Infra bond offerings beyond PPP eyed

OFFERINGS in the country’s capital markets should cover infrastructure projects beyond those under the public-private partnership (PPP) scheme, according to a regulator and a top financial sector executive.

Securities and Exchange Commission (SEC) Chairperson Teresita J. Herbosa and BDO Capital Investment Corp. President Eduardo V. Francisco separately floated the possibility of “project bonds” in addition to allowing companies with PPP infrastructure contracts to join the Philippine Stock Exchange (PSE).

“In addition to what you would call PPP bond issuances, we’re also thinking of project bonds... we’re conducting a study on that,” Ms. Herbosa told BusinessWorld after the ceremonial listing of P10 billion worth of bonds issued by Ayala Corp. on the Philippine Dealing & Exchange (PDEx) in Makati City on Thursday.

Mr. Francisco, meanwhile, noted that discussions with the PSE included the possibility of expanding the coverage of the listing framework to include companies implementing public infrastructure projects outside the PPP program.

“The thing I’m suggesting is they include other infrastructure [projects] so that if, let’s say the project is not considered a PPP because it was unsolicited, it’s still covered,” Mr. Francisco told reporters in a mix of English and Filipino.

The SEC, along with other organizations, will look into the feasibility of allowing the issue of project bonds by companies engaged in infrastructure developments whether under a PPP contract or not, Ms. Herbosa said.

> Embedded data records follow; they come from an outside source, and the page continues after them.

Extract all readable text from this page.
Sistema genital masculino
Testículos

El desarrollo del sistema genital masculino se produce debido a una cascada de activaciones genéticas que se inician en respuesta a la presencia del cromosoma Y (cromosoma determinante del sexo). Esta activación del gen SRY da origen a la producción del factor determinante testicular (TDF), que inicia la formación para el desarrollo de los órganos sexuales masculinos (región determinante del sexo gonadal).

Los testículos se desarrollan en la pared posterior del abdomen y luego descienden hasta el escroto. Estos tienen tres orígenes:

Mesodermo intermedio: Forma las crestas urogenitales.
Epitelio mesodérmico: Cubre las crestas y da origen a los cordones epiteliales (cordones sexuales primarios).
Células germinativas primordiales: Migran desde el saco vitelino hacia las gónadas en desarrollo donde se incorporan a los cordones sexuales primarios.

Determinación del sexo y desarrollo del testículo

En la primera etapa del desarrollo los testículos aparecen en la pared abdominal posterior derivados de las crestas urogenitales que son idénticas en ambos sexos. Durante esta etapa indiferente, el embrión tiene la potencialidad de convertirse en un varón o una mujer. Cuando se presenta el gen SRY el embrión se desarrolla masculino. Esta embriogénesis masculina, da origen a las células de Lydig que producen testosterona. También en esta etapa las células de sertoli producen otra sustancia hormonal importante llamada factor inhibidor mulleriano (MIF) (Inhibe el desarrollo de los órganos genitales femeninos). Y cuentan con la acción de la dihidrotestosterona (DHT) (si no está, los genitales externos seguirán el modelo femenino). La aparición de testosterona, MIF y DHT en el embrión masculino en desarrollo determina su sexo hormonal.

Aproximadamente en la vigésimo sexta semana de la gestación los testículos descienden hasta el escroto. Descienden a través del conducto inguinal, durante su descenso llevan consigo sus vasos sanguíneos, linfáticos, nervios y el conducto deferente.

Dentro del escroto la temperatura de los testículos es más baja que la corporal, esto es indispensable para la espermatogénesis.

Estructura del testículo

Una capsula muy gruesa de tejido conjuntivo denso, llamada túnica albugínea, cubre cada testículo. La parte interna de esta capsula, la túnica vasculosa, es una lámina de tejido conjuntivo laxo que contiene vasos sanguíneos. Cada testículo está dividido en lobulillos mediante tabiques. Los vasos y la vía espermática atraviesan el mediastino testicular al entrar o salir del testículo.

“Advisers from Treasury of the US and FINEX (Financial Executives Institute of the Philippines) headed by Mr. Francisco as well as PDEx headed by (Chairman and Chief Executive Officer) Mr. (Cesar B.) Crisol would form a committee together with our people to study project bonds or PPP bonds,” Ms. Herbosa said.

In end-May, the PSE released the proposed supplemental listing and disclosure rules applicable to entities undertaking PPP infrastructure projects to solicit feedback from stakeholders.

According to the draft rules, a company or group working on an infrastructure project under a PPP contract worth at least P5 billion can join the stock exchange.

It must have commenced commercial operations or completed construction or a phase at the time of listing.

In addition, the PPP contract of the company or group must have a minimum remaining life of 15 years from the date it filed a listing application.

PSE Chief Operating Officer Roel A. Refran, in an earlier interview, cited that the minimum 15-year remaining life requirement for PPP contracts of interested entities as the “major point” of discussions in public comments.

“That should not be a problem because infrastructure, especially when their implemented under PPP contracts, last 20-30 years, so it’s more on the [inclusion of] other projects,” Mr. Francisco said when asked for comment.

Mr. Francisco also noted that private-sector proponents of PPP projects would rather tap banks for pre-funding requirements rather than the capital markets.

“When you win the PPP, you have 12 months to close. Time-wise, procedure-wise, I don’t think it will work. So, what the PSE did was to open the market when the concerned entities are simply de-risking or close to completing the project,” Mr. Francisco said.

“That will work perfectly for the bank. Sometimes, we lend to these consortium, say for the first four years of construction, and once operational, they can refinance. So, if the PPP comes out with a [better] alternative, they can in turn pay off the banks.”

The administration of President Benigno S.C. Aquino III put together 53 projects in the PPP pipeline. Of these, 12 cumulatively worth P217.4 billion were awarded, although the P5.61-billion Philippine Orthopedic Center modernization contract was rescinded in November last year. The pipeline also includes 15 projects in various stages of procurement, two for rollout, five for government approval and three with ongoing studies.